Why is UPS plunging into its clients' business? Chief executive Mike Eskew saw an opportunity: "Customers wanted one throat to choke when the pressure was on to deliver. We offered them UPS's throat," he says. UPS already dominates small-package ground delivery in the U.S., handling 13.7 million packages daily and moving items worth 6% of the U.S. GDP every 24 hours. By leveraging its operational efficiency, UPS is attacking what Eskew estimates might become a $3 trillion market — not only taking on smaller, European-based logistics firms like Exel and TNT but also fending off competitive pressure from Belgium-based DHL, which is making an aggressive push into the U.S. Over the past few years, UPS has spent more than $1 billion acquiring 25 companies (from a bank to freight forwarders) to become a logistics jack-of-all-trades. Just last month the company agreed to buy Menlo Worldwide Forwarding, which boasts more than $1 billion in annual revenue. "This is a big deal," says transportation analyst Brian Clancy of MergeGlobal. "It makes them a freight-forwarding powerhouse."

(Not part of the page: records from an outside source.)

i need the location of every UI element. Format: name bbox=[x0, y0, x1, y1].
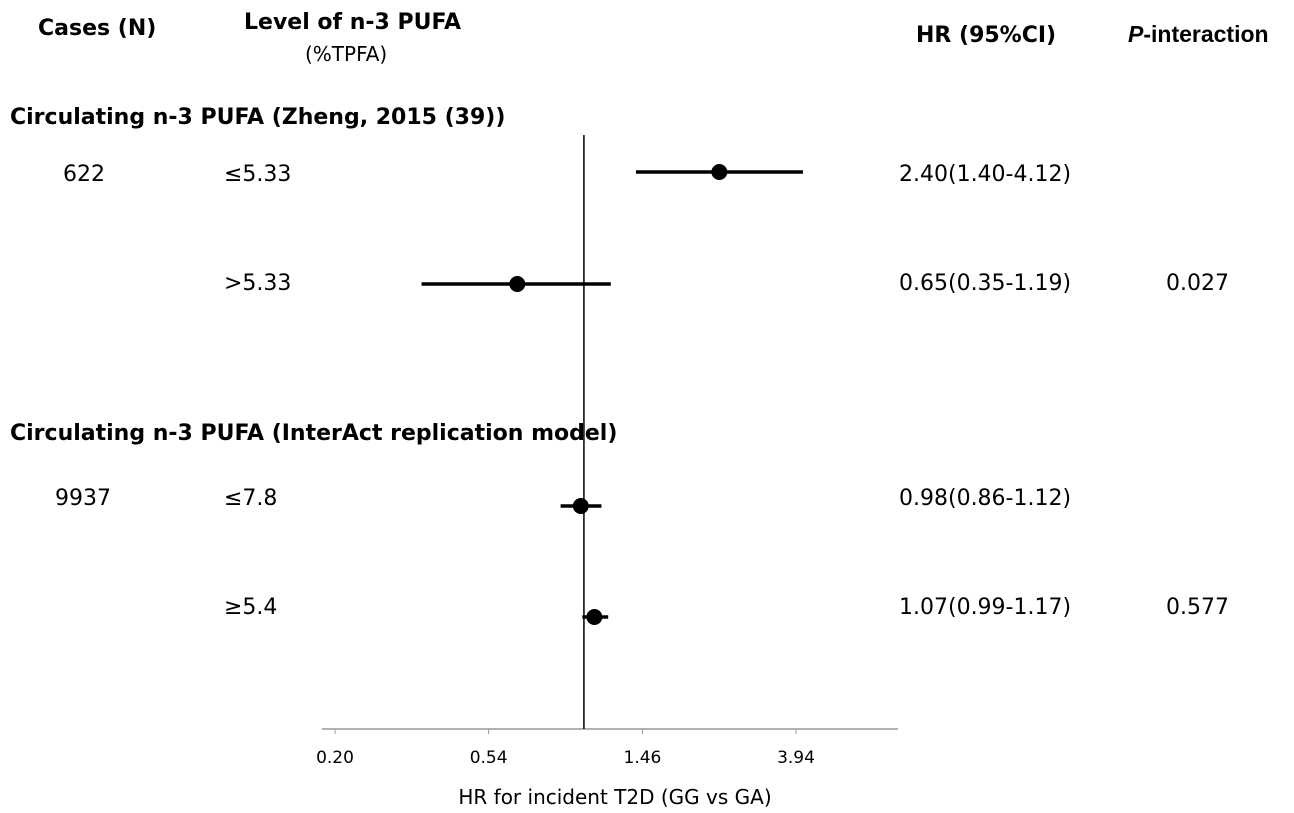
section1-p-interaction: 0.027 bbox=[1166, 271, 1229, 296]
row-level: ≥5.4 bbox=[224, 595, 278, 620]
x-tick-label: 0.54 bbox=[470, 748, 508, 768]
hr-point bbox=[509, 276, 526, 292]
x-tick-label: 0.20 bbox=[316, 748, 354, 768]
header-level-unit: (%TPFA) bbox=[305, 42, 388, 66]
row-hr-text: 1.07(0.99-1.17) bbox=[899, 595, 1072, 620]
row-level: ≤7.8 bbox=[224, 486, 278, 511]
row-hr-text: 2.40(1.40-4.12) bbox=[899, 162, 1072, 187]
section-title-zheng: Circulating n-3 PUFA (Zheng, 2015 (39)) bbox=[10, 105, 506, 130]
header-hr: HR (95%CI) bbox=[916, 23, 1057, 48]
x-tick-label: 3.94 bbox=[777, 748, 815, 768]
section2-cases: 9937 bbox=[55, 486, 111, 511]
section2-p-interaction: 0.577 bbox=[1166, 595, 1229, 620]
row-level: ≤5.33 bbox=[224, 162, 292, 187]
hr-point bbox=[572, 498, 589, 514]
header-level: Level of n-3 PUFA bbox=[244, 10, 462, 35]
row-level: >5.33 bbox=[224, 271, 292, 296]
header-cases: Cases (N) bbox=[38, 16, 157, 41]
tick-group: 0.20 0.54 1.46 3.94 bbox=[316, 729, 815, 768]
x-tick-label: 1.46 bbox=[624, 748, 662, 768]
estimate-group bbox=[421, 164, 803, 625]
row-hr-text: 0.65(0.35-1.19) bbox=[899, 271, 1072, 296]
x-axis-title: HR for incident T2D (GG vs GA) bbox=[458, 785, 771, 809]
header-p-italic: P bbox=[1128, 21, 1144, 47]
header-p-rest: -interaction bbox=[1143, 21, 1269, 47]
section1-cases: 622 bbox=[63, 162, 105, 187]
hr-point bbox=[711, 164, 728, 180]
hr-point bbox=[586, 609, 603, 625]
section-title-interact: Circulating n-3 PUFA (InterAct replicati… bbox=[10, 421, 618, 446]
header-p-interaction: P-interaction bbox=[1128, 23, 1269, 46]
row-hr-text: 0.98(0.86-1.12) bbox=[899, 486, 1072, 511]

UPS is betting that companies like sports-apparel giant Nike will incorporate its service into their business. Already, every couple of hours Nike sends a batch of orders from Nike.com to a UPS facility in Kentucky. Within minutes a UPS employee using a state-of-the-art radio-frequency bar-code reader, grabs the item — usually made in Asia and delivered directly to UPS — off the shelf. The product, often a pair of Nike's famous shoes, is then quality checked by another UPS employee, carefully packed and sent out the door within 24 hours. "While Nike is researching how to make a better product or looking for another Michael Jordan, we're handling this side of the business," says Dale Helton, a UPS supervisor.

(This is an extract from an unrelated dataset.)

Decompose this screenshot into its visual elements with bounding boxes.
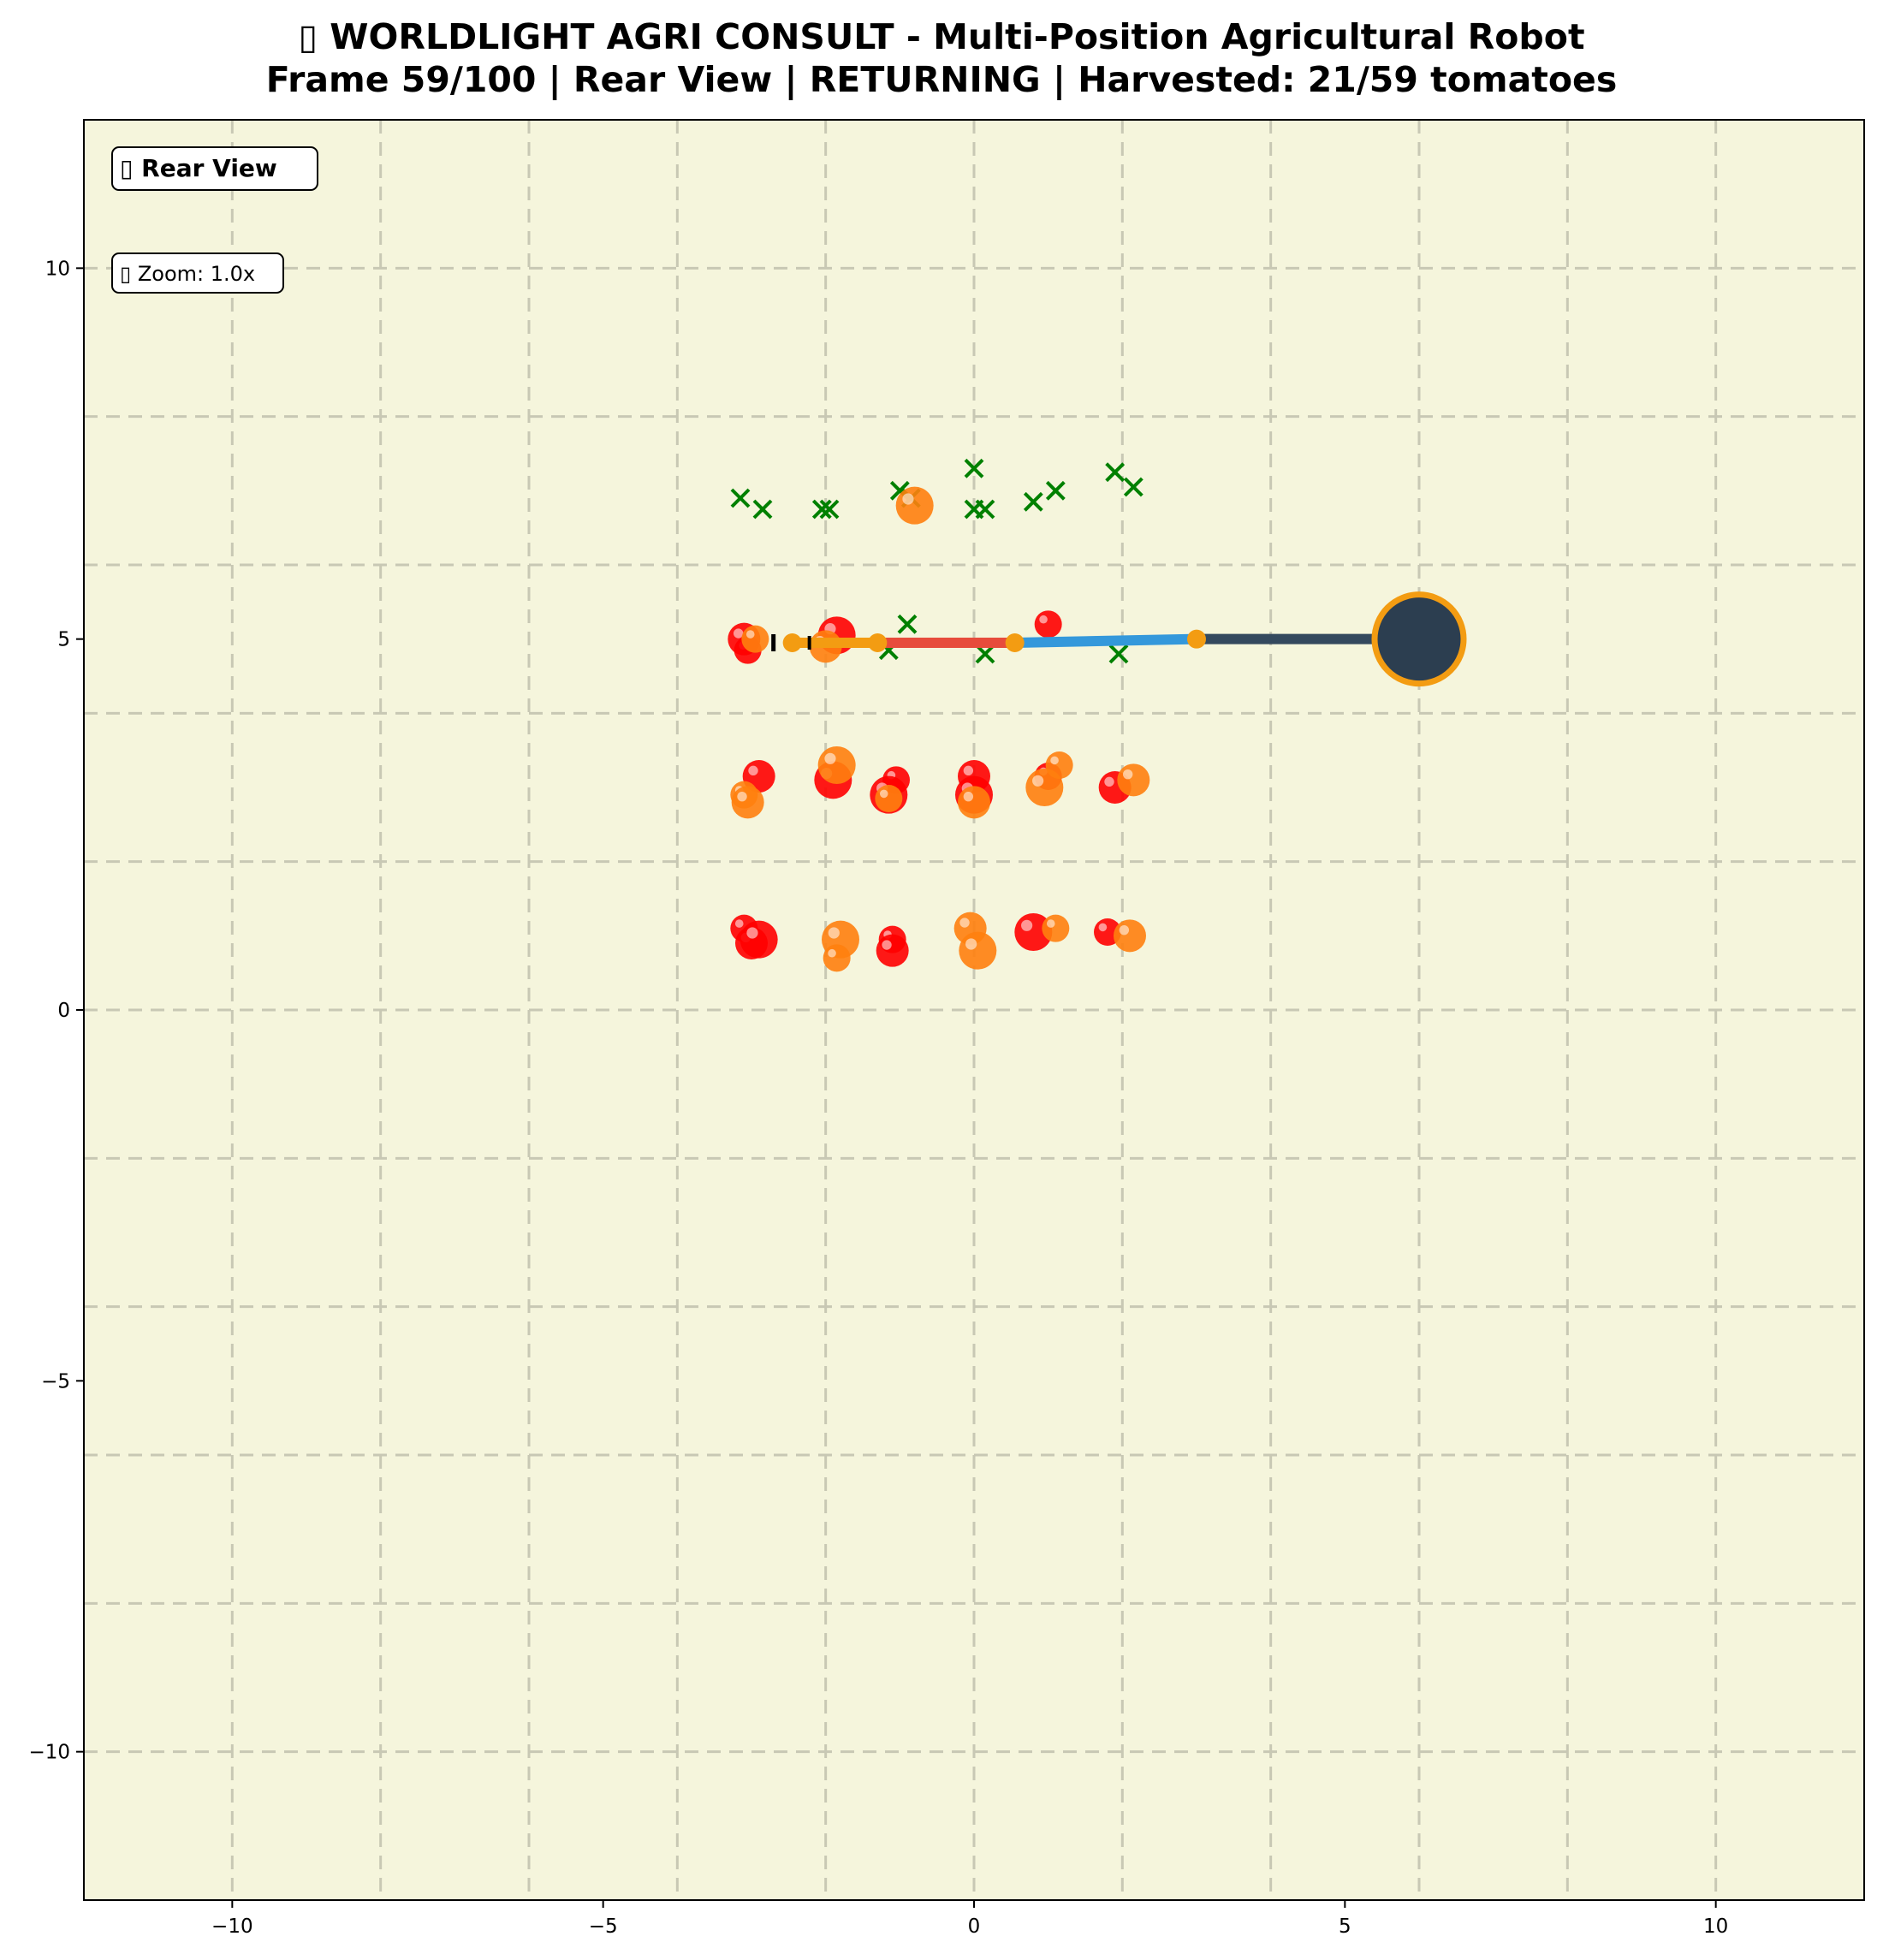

Other UPS employees are filling custom orders for TeddyCrafters teddy bears (dressing them in farmer's outfits or fire fighter's uniforms) or putting together kits of accessories for Nikon cameras. If a Toshiba laptop under warranty needs fixing in the U.S., the damaged product never touches Toshiba. It is shipped (usually from a UPS store) to UPS's Kentucky hub, where a UPS worker evaluates the problem, takes from nearby shelves whatever new Toshiba parts are required, repairs it and then returns the refurbished item — within 24 hours on average.